Ecole Privée à Programme Belge de Goma
Cette béatitude aura
été de courte durée. Trois jours plus tard, L'Université de Lumbumbashi
(où ma marraine enseignait pour sa dernière année en Afrique) était le théâtre
d'un carnage sanglant, masqué par certaines autorités locales. Ce fut une
nouvelle crise entre la Belgique et le Zaïre, et toute coopération était immédiatement
arrêtée. En ce qui, modestement, me concernait : mon contrat n'avait plus
aucune valeur et je n'aurais pas mon statut de volontaire, donc j'aurais dû, en
principe, effectuer mon service militaire immédiatement...
Mais
(car il y a toujours un "mais") j'avais eu la "bonne idée incongrue"
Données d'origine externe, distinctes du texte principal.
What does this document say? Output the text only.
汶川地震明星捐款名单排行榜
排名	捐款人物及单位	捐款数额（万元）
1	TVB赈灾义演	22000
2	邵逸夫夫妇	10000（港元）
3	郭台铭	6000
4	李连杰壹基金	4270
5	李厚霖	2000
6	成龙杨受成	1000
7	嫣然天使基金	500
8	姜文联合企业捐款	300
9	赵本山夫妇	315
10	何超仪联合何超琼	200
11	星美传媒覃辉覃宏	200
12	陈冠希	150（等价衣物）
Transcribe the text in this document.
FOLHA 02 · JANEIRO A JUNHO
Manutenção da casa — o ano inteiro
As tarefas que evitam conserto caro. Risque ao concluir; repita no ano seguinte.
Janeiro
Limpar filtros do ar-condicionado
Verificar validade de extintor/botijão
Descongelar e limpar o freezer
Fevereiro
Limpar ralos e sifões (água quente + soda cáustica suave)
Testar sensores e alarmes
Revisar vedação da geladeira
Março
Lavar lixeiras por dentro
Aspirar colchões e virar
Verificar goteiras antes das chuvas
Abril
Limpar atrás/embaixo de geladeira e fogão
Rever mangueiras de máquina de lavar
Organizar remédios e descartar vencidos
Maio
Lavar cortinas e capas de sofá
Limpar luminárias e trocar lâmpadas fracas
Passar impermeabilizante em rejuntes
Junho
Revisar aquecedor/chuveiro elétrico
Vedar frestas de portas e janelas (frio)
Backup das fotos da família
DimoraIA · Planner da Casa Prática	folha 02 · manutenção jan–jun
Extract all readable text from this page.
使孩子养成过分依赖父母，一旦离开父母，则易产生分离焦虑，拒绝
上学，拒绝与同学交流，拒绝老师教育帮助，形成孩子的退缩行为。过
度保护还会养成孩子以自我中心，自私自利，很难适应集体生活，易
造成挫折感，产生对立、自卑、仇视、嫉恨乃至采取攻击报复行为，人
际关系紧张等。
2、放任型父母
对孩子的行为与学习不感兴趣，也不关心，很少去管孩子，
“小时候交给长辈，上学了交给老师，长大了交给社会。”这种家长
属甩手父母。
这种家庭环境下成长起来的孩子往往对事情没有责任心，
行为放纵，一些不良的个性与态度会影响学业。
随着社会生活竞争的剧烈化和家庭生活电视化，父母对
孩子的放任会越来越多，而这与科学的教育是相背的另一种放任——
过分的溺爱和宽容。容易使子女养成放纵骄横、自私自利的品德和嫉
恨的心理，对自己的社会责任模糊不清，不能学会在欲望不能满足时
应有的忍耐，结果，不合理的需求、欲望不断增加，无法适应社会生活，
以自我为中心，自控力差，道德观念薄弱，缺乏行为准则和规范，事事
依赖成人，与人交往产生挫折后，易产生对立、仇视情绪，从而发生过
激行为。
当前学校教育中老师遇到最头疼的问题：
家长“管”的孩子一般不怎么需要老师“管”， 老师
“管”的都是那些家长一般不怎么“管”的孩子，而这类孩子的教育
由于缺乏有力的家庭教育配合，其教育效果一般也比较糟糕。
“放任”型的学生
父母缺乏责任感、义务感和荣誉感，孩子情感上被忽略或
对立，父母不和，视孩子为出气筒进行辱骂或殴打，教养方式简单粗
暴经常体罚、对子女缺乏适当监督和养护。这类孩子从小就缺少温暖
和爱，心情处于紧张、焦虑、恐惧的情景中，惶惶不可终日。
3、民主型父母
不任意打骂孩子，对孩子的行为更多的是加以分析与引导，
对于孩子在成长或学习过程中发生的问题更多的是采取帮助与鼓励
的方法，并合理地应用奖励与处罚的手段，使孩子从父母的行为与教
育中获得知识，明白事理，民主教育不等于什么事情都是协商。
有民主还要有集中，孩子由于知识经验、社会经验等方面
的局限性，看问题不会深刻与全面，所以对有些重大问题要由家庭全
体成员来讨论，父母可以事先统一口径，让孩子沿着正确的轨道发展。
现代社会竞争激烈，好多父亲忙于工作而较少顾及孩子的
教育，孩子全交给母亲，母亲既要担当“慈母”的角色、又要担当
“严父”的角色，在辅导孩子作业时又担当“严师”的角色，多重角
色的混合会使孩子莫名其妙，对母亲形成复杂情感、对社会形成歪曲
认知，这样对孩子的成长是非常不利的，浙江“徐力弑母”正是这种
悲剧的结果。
de demander, en début d'année, le dernier sursis de service militaire auquel j'avais
droit, au cas où j'aurais eu besoin d'une année supplémentaire pour terminer mes
études ;) Renseignements obtenus auprès de l'armée : "T'as un sursis,
fieu, alors tu viens pas chez nous avant un an ou alors c'est des tas de papiers
à faire, une fois". Tant qu'à attendre...
L'Ecole
Belge s'est donc réorganisée en école privée, financée par les parents...qui en
avaient déjà eu l'occasion auparavant vu les bonnes relations Belgique-Zaïre à
l'époque. Sa représentante m'a recontacté, voulant toujours m'engager, avec
un nouveau contrat à la clé... Pas de statut de volontaire et pas d'indemnité
en Belgique. Bon, allez, je signe : si la coopération reprend, je n'aurai
"perdu" qu'un peu, sinon je devrai rentrer au bout d'un an pour faire
mon service, mais j'aurai vécu quelque chose. Je n'aurai pas fait tous ces
efforts pour rien !
Aucun de ces deux scénarios ne se sont
réalisés : au bout d'un an j'ai évité l'évacuation en rentrant dès la fin des
cours, et pour mon service militaire j'ai été réformé... Grâce à la malaria
que j'avais eue en Afrique ! Trêve de préliminaires, parlons de l'école...
Entrée
de l'école belge, sur la route vers le Rwanda Nous n'utilisions jamais l'entrée
principale : l'entrée "véhicules" sur le côté était tellement plus
pratique ! | L'écoleJ'étais
arrivé le samedi à Goma (voir page "Chez
moi"), et ce lundi matin je commençais à m'installer dans mon appartement,
sachant que la rentrée scolaire était pour le lundi suivant. Il
y a dû avoir un "glitch" quelque part... Car vers 7h30, en caleçon
sur le pas de ma porte, j'écoutais un des représentants de l'école m'expliquer
que la rentrée se faisait aujourd'hui, et que tout le monde m'attendait à l'école
! Vite, trouvons un pantalon et une chemise... Il
m'a conduit à l'école, où je suis passé par un rang d'honneur constitué par des
parents souriants mais visiblement impatients. Gloups... |
Impressionné,
j'ai rejoint mes futurs collègues et le comité des parents (qui gèrait l'école)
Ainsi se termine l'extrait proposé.